María Antonieta, una joven reina que se ganó el desprecio de la corte y sus súbditos.
Maria Antonieta

En agosto de 1785, María Antonieta tenía 30 años y llevaba once como reina de un país que hacía tiempo no la quería. Desde su llegada a Versalles, con apenas catorce años, todo parecía conspirar contra ella. El matrimonio con el delfín de Francia —en el que su madre, la emperatriz María Teresa de Austria, había puesto todo su empeño— aspiraba a reforzar el difícil entendimiento entre dos países tradicionalmente enemigos; la empresa, sin embargo, se anunciaba llena de obstáculos.

«Si el pueblo tiene hambre y no tiene pan, que coma brioches»,
María Antonieta.

El acuerdo, en su día impulsado por la marquesa de Pompadour, pronto reveló ser poco ventajoso para Francia, y en muchos —sin excluir a varios miembros de la familia real— suscitó un gran descontento. A la jovencísima delfina —en absoluto preparada para la tarea que le aguardaba y perdida entre una corte dividida en múltiples facciones rivales— le faltó enseguida el apoyo del duque de Choiseul 1, el poderoso ministro de Asuntos Exteriores, que había llevado a buen término las negociaciones de su matrimonio y que cayó en desgracia muy poco después de su llegada.

Vía Monarquías


Y si encontraba un poco de afecto en las tías de su marido —las cuales, a cambio, la utilizaban en su privadísima guerra contra la condesa du Barry, amante oficial de Luis XV—, desde luego no eran ningún consuelo para ella las cartas imperiosas que su madre le enviaba mensualmente2.

Una Habsburgo adolescente en una corte borbona

Para María Teresa, la misión de su hija era servir a los intereses de la Casa de Austria; cualquier otra consideración pasaba a segundo plano. Pero, ¿cómo se podía pretender que María Antonieta se ganara el mínimo crédito mientras el suyo seguía siendo un matrimonio blanco? Entre los numerosos problemas con los que se topó la joven delfina, en efecto, éste era con mucho el más grave.

Nadie esperaba que una adolescente púdica y sin experiencia alguna fuese capaz de ayudar a su marido a superar sus dificultades sexuales, pero ello no bastaba para ponerla al amparo de las críticas y las insinuaciones.

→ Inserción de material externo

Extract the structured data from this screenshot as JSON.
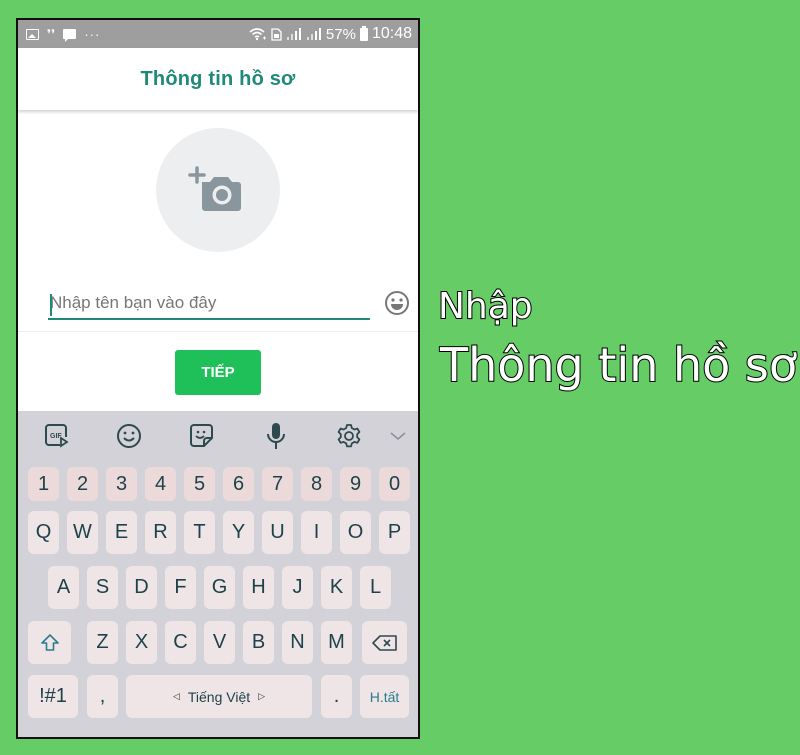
{
  "status_bar": {
    "left_icons": [
      "gallery-icon",
      "footsteps-icon",
      "chat-icon",
      "more-dots-icon"
    ],
    "more_dots": "···",
    "battery_percent": "57%",
    "time": "10:48"
  },
  "header": {
    "title": "Thông tin hồ sơ"
  },
  "profile": {
    "photo_icon": "add-camera-icon",
    "name_placeholder": "Nhập tên bạn vào đây",
    "name_value": "",
    "next_label": "TIẾP"
  },
  "keyboard": {
    "toolbar": [
      "gif-icon",
      "emoji-icon",
      "sticker-icon",
      "mic-icon",
      "settings-icon",
      "collapse-chevron-icon"
    ],
    "gif_label": "GIF",
    "number_row": [
      "1",
      "2",
      "3",
      "4",
      "5",
      "6",
      "7",
      "8",
      "9",
      "0"
    ],
    "row1": [
      "Q",
      "W",
      "E",
      "R",
      "T",
      "Y",
      "U",
      "I",
      "O",
      "P"
    ],
    "row2": [
      "A",
      "S",
      "D",
      "F",
      "G",
      "H",
      "J",
      "K",
      "L"
    ],
    "row3": [
      "Z",
      "X",
      "C",
      "V",
      "B",
      "N",
      "M"
    ],
    "symbols_label": "!#1",
    "comma_label": ",",
    "space_label": "Tiếng Việt",
    "period_label": ".",
    "done_label": "H.tất"
  },
  "caption": {
    "line1": "Nhập",
    "line2": "Thông tin hồ sơ"
  },
  "colors": {
    "background": "#66cc66",
    "accent": "#1f8a78",
    "next_button": "#1fc05a",
    "keyboard_bg": "#d3d2d8",
    "key_bg": "#efe5e6",
    "number_key_bg": "#ecd9da"
  }
}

Y cuando, tras siete largos años de torpes intentos, el matrimonio fue finalmente consumado, tanto la virilidad del esposo como la virtud de la esposa eran ya más que discutidas.

En París, donde el 8 de junio de 1773 había hecho su entrada solemne al lado del delfín, María Antonieta había sido acogida por multitudes que le aplaudían. Y si la frase que se atribuye al duque de Brissac: «Señora, tenéis aquí 250 mil enamorados» interpreta bien el entusiasmo que le mostró la capital, nunca hubo un flechazo más recíproco: en los años siguientes, María Antonieta no desaprovecharía una ocasión de ir a París.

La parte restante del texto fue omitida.